Databases

Supported Database Engines

Skytells supports five managed database engines — PostgreSQL, MySQL, MariaDB, MongoDB, and Redis. Each runs as a container inside your project's private network with auto-generated credentials and a unique internal port.

Skytells provisions the database engine you choose as a managed container inside your project. The container gets an internal host and port on the project's private network, auto-generated credentials, and a ready-to-use connection URL — all shown in the database overview immediately after creation.

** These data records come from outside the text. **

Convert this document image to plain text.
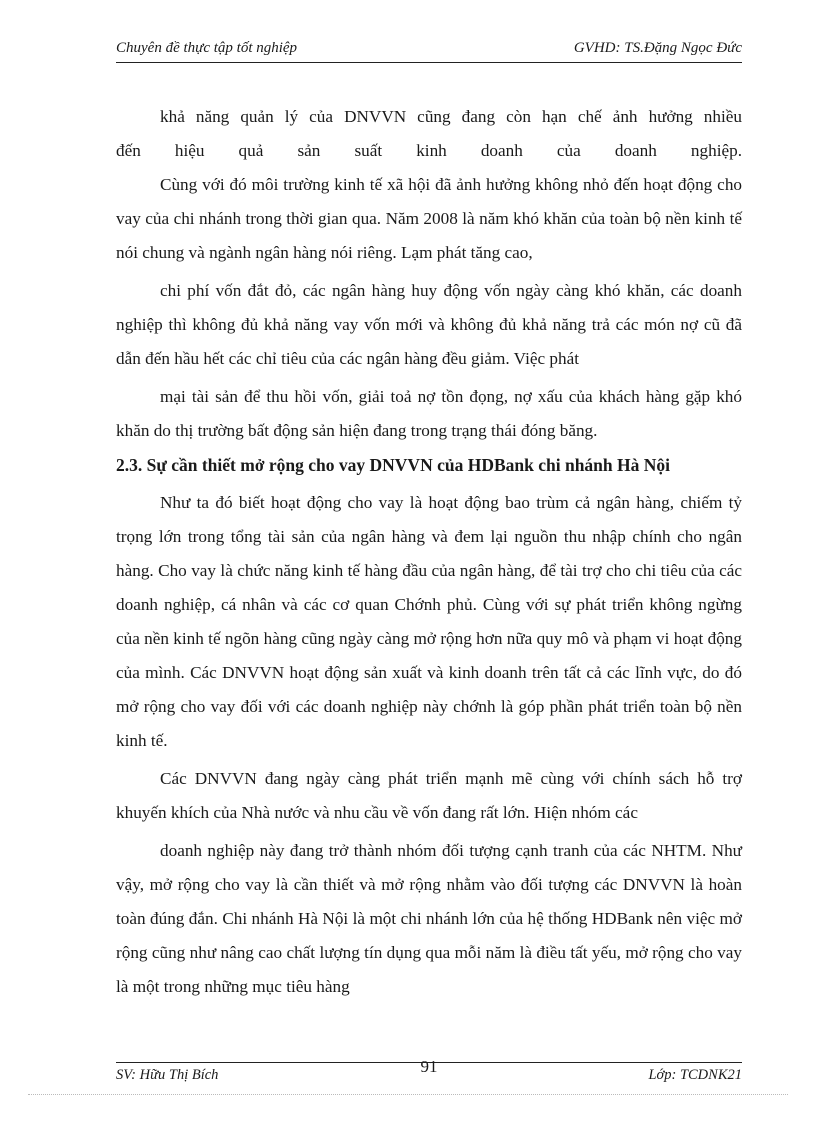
Chuyên đề thực tập tốt nghiệp	GVHD: TS.Đặng Ngọc Đức

khả năng quản lý của DNVVN cũng đang còn hạn chế ảnh hưởng nhiều

đến hiệu quả sản suất kinh doanh của doanh nghiệp.

Cùng với đó môi trường kinh tế xã hội đã ảnh hưởng không nhỏ đến hoạt động cho vay của chi nhánh trong thời gian qua. Năm 2008 là năm khó khăn của toàn bộ nền kinh tế nói chung và ngành ngân hàng nói riêng. Lạm phát tăng cao,

chi phí vốn đắt đỏ, các ngân hàng huy động vốn ngày càng khó khăn, các doanh nghiệp thì không đủ khả năng vay vốn mới và không đủ khả năng trả các món nợ cũ đã dẫn đến hầu hết các chỉ tiêu của các ngân hàng đều giảm. Việc phát

mại tài sản để thu hồi vốn, giải toả nợ tồn đọng, nợ xấu của khách hàng gặp khó khăn do thị trường bất động sản hiện đang trong trạng thái đóng băng.

2.3. Sự cần thiết mở rộng cho vay DNVVN của HDBank chi nhánh Hà Nội

Như ta đó biết hoạt động cho vay là hoạt động bao trùm cả ngân hàng, chiếm tỷ trọng lớn trong tổng tài sản của ngân hàng và đem lại nguồn thu nhập chính cho ngân hàng. Cho vay là chức năng kinh tế hàng đầu của ngân hàng, để tài trợ cho chi tiêu của các doanh nghiệp, cá nhân và các cơ quan Chớnh phủ. Cùng với sự phát triển không ngừng của nền kinh tế ngõn hàng cũng ngày càng mở rộng hơn nữa quy mô và phạm vi hoạt động của mình. Các DNVVN hoạt động sản xuất và kinh doanh trên tất cả các lĩnh vực, do đó mở rộng cho vay đối với các doanh nghiệp này chớnh là góp phần phát triển toàn bộ nền kinh tế.

Các DNVVN đang ngày càng phát triển mạnh mẽ cùng với chính sách hỗ trợ khuyến khích của Nhà nước và nhu cầu về vốn đang rất lớn. Hiện nhóm các

doanh nghiệp này đang trở thành nhóm đối tượng cạnh tranh của các NHTM. Như vậy, mở rộng cho vay là cần thiết và mở rộng nhằm vào đối tượng các DNVVN là hoàn toàn đúng đắn. Chi nhánh Hà Nội là một chi nhánh lớn của hệ thống HDBank nên việc mở rộng cũng như nâng cao chất lượng tín dụng qua mỗi năm là điều tất yếu, mở rộng cho vay là một trong những mục tiêu hàng

SV: Hữu Thị Bích	91	Lớp: TCDNK21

Choose your engine at creation time. The engine type cannot be changed after the database is created.


PostgreSQL

Reliable relational database. The recommended choice for most production workloads — structured data, complex queries, foreign keys, and ACID transactions.

PropertyValue
Default internal port5432
Connection URL formatpostgresql://username:password@internal-host:5432/database-name
Best forWeb apps, APIs, transactional data, analytics

PostgreSQL is the default selection in the New Database dialog. It supports full SQL, JSON columns, indexing, and a rich ecosystem of extensions.


MySQL

Popular open-source RDBMS. Widely supported across frameworks, ORMs, and hosting ecosystems. A solid choice if your stack or team already works with MySQL.

PropertyValue
Default internal port3306
Connection URL formatmysql://username:password@internal-host:3306/database-name
Best forWeb apps, CMS platforms, frameworks with MySQL-first ORMs

MySQL is compatible with most SQL-based ORMs and libraries, including Prisma, Sequelize, SQLAlchemy, and Laravel's Eloquent.


MariaDB

Community-driven MySQL fork. Drop-in compatible with MySQL and often used where performance characteristics or licensing of MySQL are a concern.

PropertyValue
Default internal port3306
Connection URL formatmysql://username:password@internal-host:3306/database-name
Best forMySQL-compatible workloads, teams preferring a fully open-source stack

MariaDB uses the same wire protocol and client libraries as MySQL. Most MySQL connection strings and drivers work with MariaDB without changes.


MongoDB

Document-oriented NoSQL database. Stores data as flexible, schema-free BSON documents. Suited for workloads where the data model evolves frequently or where a document structure fits naturally.

PropertyValue
Default internal port27017
Connection URL formatmongodb://username:password@internal-host:27017/database-name
Best forContent management, catalogs, user profiles, event data, flexible schemas

MongoDB's aggregation pipeline, indexing, and geospatial query support make it suitable for a wide range of read-heavy and analytical workloads beyond simple document storage.


Redis

In-memory key-value store. Operates entirely in memory for extremely low-latency reads and writes. Commonly used as a cache, a session store, a pub/sub message broker, or a job queue backend.

PropertyValue
Default internal port6379
Connection URL formatredis://:password@internal-host:6379
Best forCaching, sessions, rate limiting, queues, pub/sub, leaderboards

Redis data structures — strings, hashes, lists, sets, sorted sets, streams — let it handle many coordination and caching patterns that would otherwise require a separate service.

Redis stores data in memory. By default, data is persisted to disk periodically, but Redis should not be treated as a primary database for data that cannot be reconstructed. Use Redis alongside a relational or document database, not as a replacement.


Default Ports Reference

EngineDefault Internal Port
PostgreSQL5432
MySQL3306
MariaDB3306
MongoDB27017
Redis6379

These are the internal (container) ports. When you expose a database to the internet, you choose a separate external port that must not conflict with any other service running in the same project.